Adenosine tri-phosphate (or ATP) is the primary carrier of energy for the dominant part of cell. This incorporates the synthesis of DNA. Humans use ATP like a battery, storing and using energy when needed and it appears to be, in mind boggling ways. Adenosine tri-phosphate (ATP) is chemically classified as a nucleoside tri-phosphate. Its primary biological use is as a coenzyme in various processes involving the transfer of chemical energy. Research has shown that topical use of adenosine tri-phosphate has strong potential as a cell communicating ingredient and as an inflammation modulator. 

Adenosine has shown powerful properties of anti-aging agent. It helps improve and tighten the flabby skin and fine lines, resulting in smooth and young skin. The scenario behind this miracle work is simple; it increases the production of dermal fibroblast proteins (elastin and collagen), which are basic part of skin structure. It also helps in mitigating the collagen degradation due to free radicals caused by UV radiations. By doing so it reduces skin sagginess and improves the skin tone. It also increases blood flow to the outer layers of skin to repair damaged skin and cell volume resulting in a fuller appearance with youthful look. 

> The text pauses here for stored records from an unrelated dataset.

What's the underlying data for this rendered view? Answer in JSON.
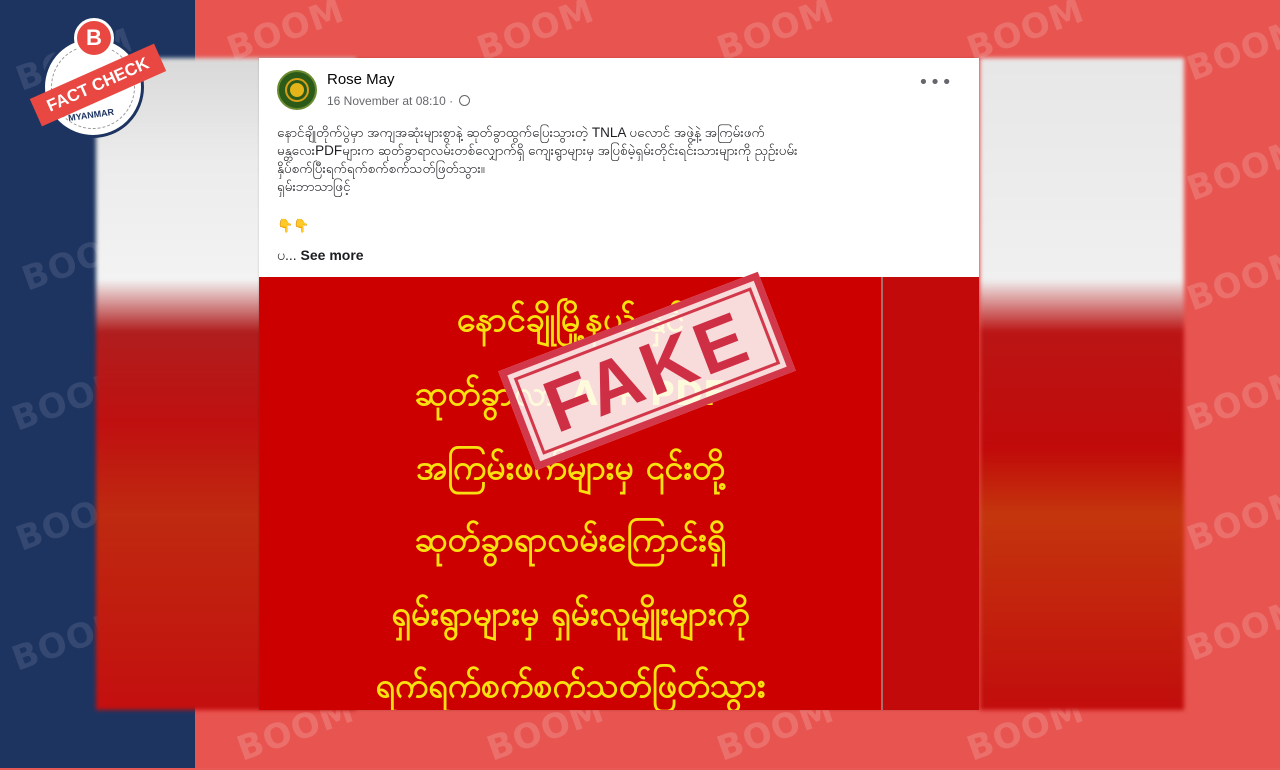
{
  "background": {
    "left_color": "#1d3461",
    "right_color": "#e8544f",
    "watermark_text": "BOOM"
  },
  "logo": {
    "letter": "B",
    "ribbon_text": "FACT CHECK",
    "sub_text": "MYANMAR"
  },
  "post": {
    "author": "Rose May",
    "timestamp": "16 November at 08:10 ·",
    "text_lines": [
      "နောင်ချိုတိုက်ပွဲမှာ  အကျအဆုံးများစွာနဲ့ ဆုတ်ခွာထွက်ပြေးသွားတဲ့ TNLA ပလောင် အဖွဲ့နဲ့ အကြမ်းဖက်",
      "မန္တလေးPDFများက  ဆုတ်ခွာရာလမ်းတစ်လျှောက်ရှိ ကျေးရွာများမှ အပြစ်မဲ့ရှမ်းတိုင်းရင်းသားများကို ညှဉ်းပမ်း",
      "နှိပ်စက်ပြီးရက်ရက်စက်စက်သတ်ဖြတ်သွား။",
      "ရှမ်းဘာသာဖြင့်"
    ],
    "emoji": "👇👇",
    "see_more_prefix": "ပ...",
    "see_more_label": "See more"
  },
  "image_text": [
    "နောင်ချိုမြို့နယ်  နှင့်",
    "ဆုတ်ခွာလာ       A + PDF",
    "အကြမ်းဖက်များမှ ၎င်းတို့",
    "ဆုတ်ခွာရာလမ်းကြောင်းရှိ",
    "ရှမ်းရွာများမှ ရှမ်းလူမျိုးများကို",
    "ရက်ရက်စက်စက်သတ်ဖြတ်သွား"
  ],
  "stamp": {
    "label": "FAKE",
    "color": "#d3384a"
  }
}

Adenosine has shown powerful properties of anti-wrinkling agent. It penetrates deeply into the skin to help prevent wrinkles, reduce UV sun damage. It is particularly effective for crow’s feet and forehead frown lines. Cosmetics researchers have proven that adenosine is an effective ingredient in wrinkle creams. A research conducted in France treated 126 women with an adenosine based cream on their crow’s feet lines and also did this experiment with 84 women on their forehead lines. After two months of twice-daily treatments, both of the adenosine based products increased skin smoothness and reduced deep wrinkles in the eye and forehead areas. Surprisingly, big improvements occurred on coarse wrinkles after three weeks of treatment. 

Research has also shown that adenosine based hair products has shown the properties to promote thickening of hair on people with thinning hair. 

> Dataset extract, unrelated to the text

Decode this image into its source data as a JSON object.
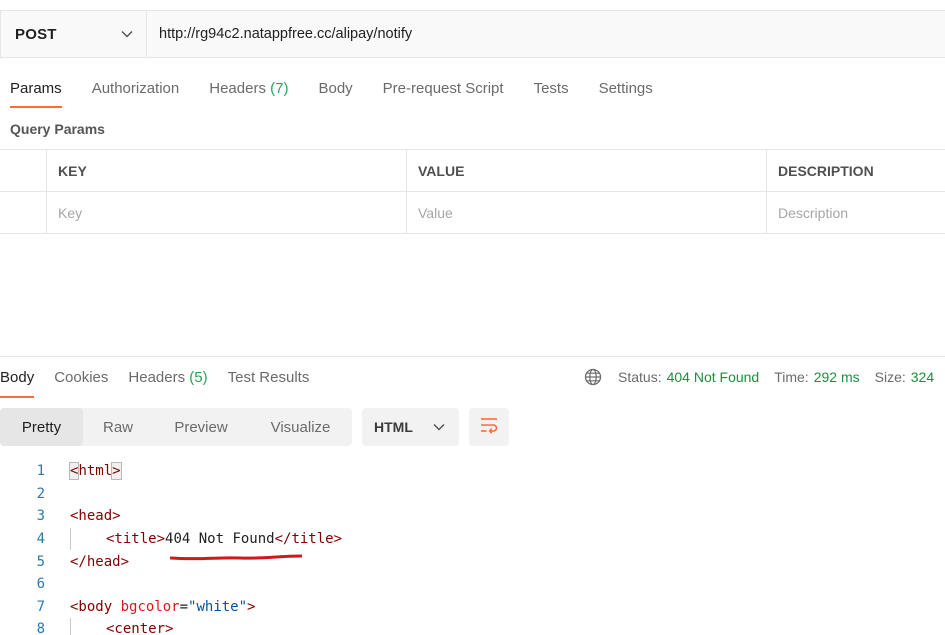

Adenosine is said to have powerful anti-inflammatory properties. Topical treatment of adenosine based products has shown drastically increase in tissue repair and reconstruction. Its topical use has also shown that it can accelerate the healing process of skin wounds at an extremely fast speed, which never seen or reported in the past. 

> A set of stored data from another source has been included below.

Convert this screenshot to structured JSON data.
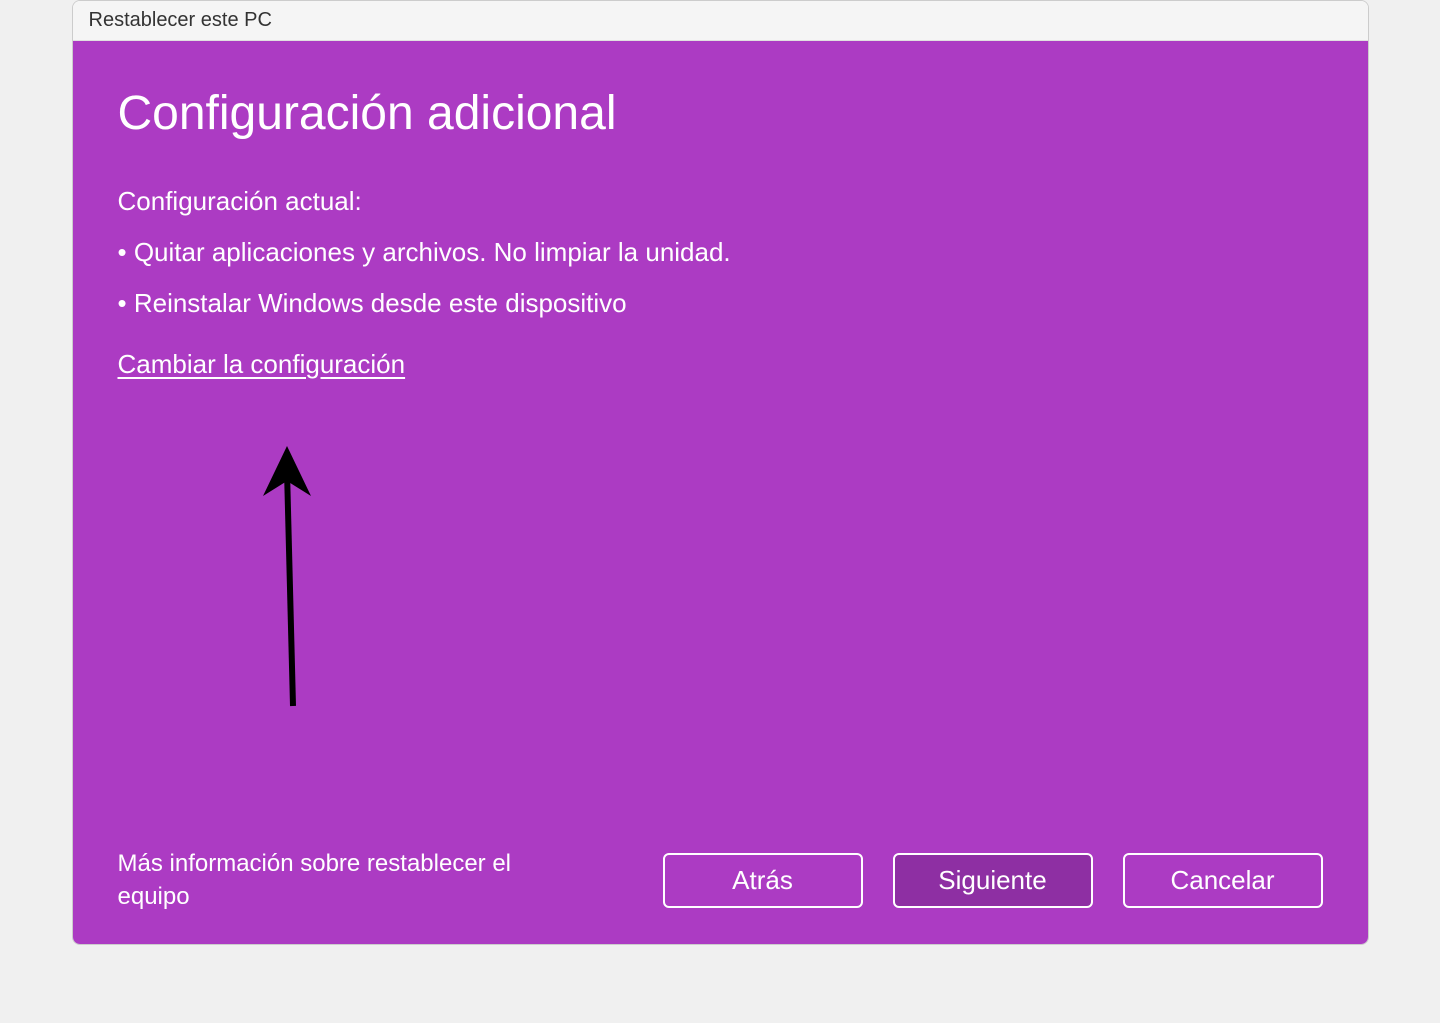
{
  "titlebar": {
    "title": "Restablecer este PC"
  },
  "main": {
    "heading": "Configuración adicional",
    "subheading": "Configuración actual:",
    "bullets": [
      "• Quitar aplicaciones y archivos. No limpiar la unidad.",
      "• Reinstalar Windows desde este dispositivo"
    ],
    "change_link": "Cambiar la configuración"
  },
  "footer": {
    "info_link": "Más información sobre restablecer el equipo",
    "buttons": {
      "back": "Atrás",
      "next": "Siguiente",
      "cancel": "Cancelar"
    }
  },
  "colors": {
    "accent": "#ac3bc3",
    "primary_button": "#8e2fa3"
  }
}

(Sources: The Journal of Investigative Dermatology, Volume 124, Issue 4, April 2005, pages 756-763; Journal of Cutaneous Medicine and Surgery, Volume 8, Issue 2, March-April 2004, pages 90-96). An organic compound from adenosine, which is formed by the hydrolysis of yeast nucleic acids. All living things need a continual supply of energy in order to function. Animals obtain their energy by oxidizing foods, plants obtain energy by using chlorophyll to trap sunlight. However, before the energy can be implemented, it must first be changed into a form that the organism can readily use. This special form, or carrier of energy, is the molecule adenosine triphosphate (ATP). In humans, ATP serves as the major energy source within the cell to drive a number of biological processes such as protein synthesis. The cell breaks down ATP by hydrolysis to yield adenosine diphosphate (ADP), which is then further broken down to yield adenosine monophosphate (AMP). Research into topically applied adenosine triphosphate is just beginning, but it appears to have strong potential as a cell-communicating ingredient and as an inflammation modulator.